Double / Debiased Machine Learning

statspai.dml — Chernozhukov et al. (2018) double/debiased ML with cross-fitted nuisance estimation and Neyman-orthogonal scores.

Four model types

# Partially Linear Regression (PLR): Y = Dθ + g(X) + U, E[U|D,X]=0
r = sp.dml(df, y='wage', treat='training',
           covariates=['age','edu','exp'],
           model='plr',
           ml_g='rf', ml_m='rf',         # nuisance learners
           n_folds=5, n_rep=1)

# Interactive Regression Model (IRM): binary treatment, AIPW ATE.
# Propensity scores m̂(X) are auto-clipped to [0.01, 0.99] for AIPW
# stability; the clip counts are reported in r.diagnostics.
r = sp.dml(df, y='y', treat='d_bin', covariates=[...],
           model='irm')

# Partially Linear IV (PLIV) — new in v0.9.3
# Y = Dθ + g(X) + U, D = m(X) + V, Z = r(X) + ε
r = sp.dml(df, y='y', treat='d', covariates=[...],
           instrument='z',
           model='pliv',
           ml_g='rf', ml_m='rf', ml_r='rf')

# Interactive IV Model (IIVM) — new in v0.9.6
# Binary D, binary Z → LATE (compliers) via the Wald ratio of two
# Neyman-orthogonal doubly-robust scores. See Chernozhukov et al.
# (2018) §5.
r = sp.dml(df, y='earnings', treat='college',
           covariates=['age', 'ability', 'parent_edu'],
           model='iivm', instrument='lottery_win')
r.estimand    # 'LATE'

Multiple excluded instruments

StatsPAI's PLIV and IIVM implementations use a scalar instrument. For a problem with multiple excluded instruments, build a scalar first-stage index with sp.scalar_iv_projection(data, treat, instruments=[...], covariates=[...]) and pass the resulting column name to instrument=. See docs/ROADMAP.md §2 for native multi-instrument support.

Per-model classes

Each model family is also available as a dedicated class for users who want fine-grained control or want to subclass the base infrastructure:

from statspai.dml import DoubleMLPLR, DoubleMLIRM, DoubleMLPLIV, DoubleMLIIVM

r = DoubleMLIIVM(data=df, y='y', treat='d', covariates=[...],
                 instrument='z').fit()

All four share statspai.dml._DoubleMLBase, which handles cross- fitting, default learner selection (classifier vs regressor per model), repeated-split aggregation, and CausalResult construction.

Learners

Either pass the name of a built-in learner ('rf', 'lasso', 'elastic_net', 'xgb', 'nn') or any sklearn-compatible estimator:

from sklearn.ensemble import GradientBoostingRegressor
r = sp.dml(..., ml_g=GradientBoostingRegressor(n_estimators=200),
                ml_m=GradientBoostingRegressor(n_estimators=200))

Cross-fitting

r = sp.dml(..., n_folds=5, n_rep=10)

With n_rep > 1, StatsPAI repeats the cross-fitting with different random fold assignments and reports the median point estimate together with the Chernozhukov et al. (2018, eq. 3.7) aggregated SE:

σ̂² = median_r ( se_r² + (θ̂_r − θ̂_med)² )

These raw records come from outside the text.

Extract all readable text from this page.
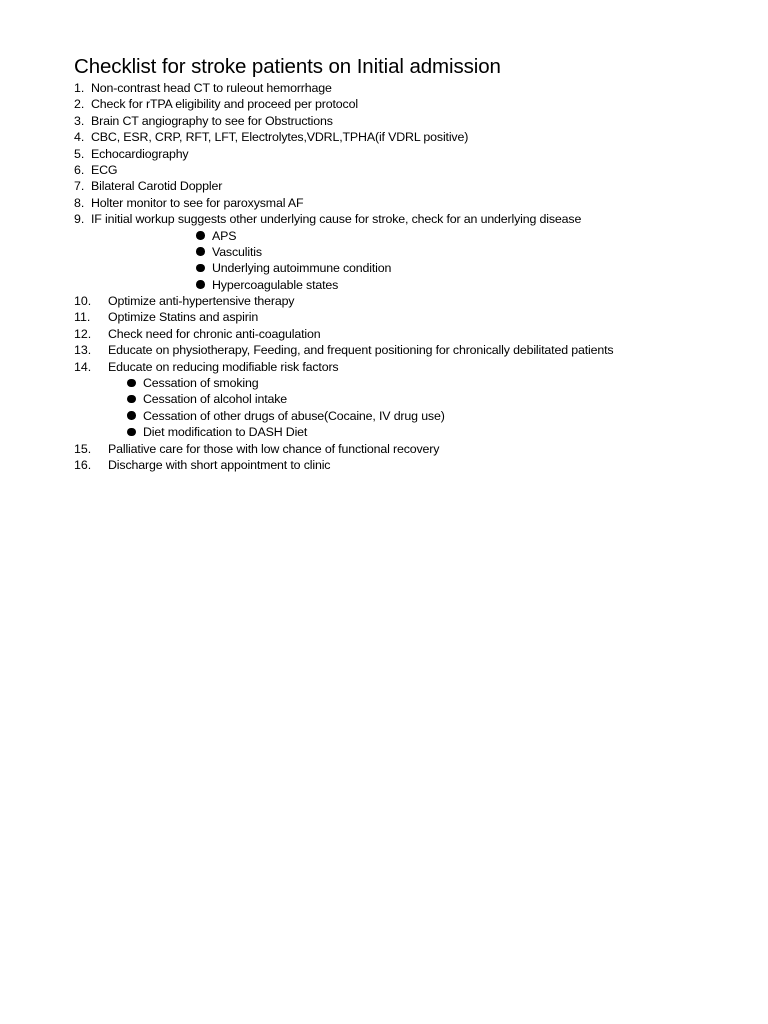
Checklist for stroke patients on Initial admission
1. Non-contrast head CT to ruleout hemorrhage
2. Check for rTPA eligibility and proceed per protocol
3. Brain CT angiography to see for Obstructions
4. CBC, ESR, CRP, RFT, LFT, Electrolytes,VDRL,TPHA(if VDRL positive)
5. Echocardiography
6. ECG
7. Bilateral Carotid Doppler
8. Holter monitor to see for paroxysmal AF
9. IF initial workup suggests other underlying cause for stroke, check for an underlying disease
APS
Vasculitis
Underlying autoimmune condition
Hypercoagulable states
10. Optimize anti-hypertensive therapy
11. Optimize Statins and aspirin
12. Check need for chronic anti-coagulation
13. Educate on physiotherapy, Feeding, and frequent positioning for chronically debilitated patients
14. Educate on reducing modifiable risk factors
Cessation of smoking
Cessation of alcohol intake
Cessation of other drugs of abuse(Cocaine, IV drug use)
Diet modification to DASH Diet
15. Palliative care for those with low chance of functional recovery
16. Discharge with short appointment to clinic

which accounts for both within-rep nuisance variance and between-rep dispersion of the point estimates — taking only median(se_r) would under-cover whenever splits-randomness moves the point estimate.

Result attributes

r.estimate             # θ̂ point estimate
r.se                   # influence-function standard error
r.ci                   # (lower, upper); level set by sp.dml(..., alpha=0.05)
r.pvalue               # two-sided p-value against H0: θ = 0
r.diagnostics          # cross-fitting config + overlap diagnostics (dict)
r.summary()            # full table with reference
r.cite()               # Chernozhukov et al. 2018 BibTeX

References

  • Chernozhukov, V. et al. (2018). Double/debiased machine learning for treatment and structural parameters. The Econometrics Journal 21(1).
  • Chernozhukov, V. et al. (2018, §4.2). Partially Linear IV and the Neyman-orthogonal score used by model='pliv'.
  • Chernozhukov, V. et al. (2018, §5). Interactive IV Model and the ratio-of-scores LATE estimator used by model='iivm'.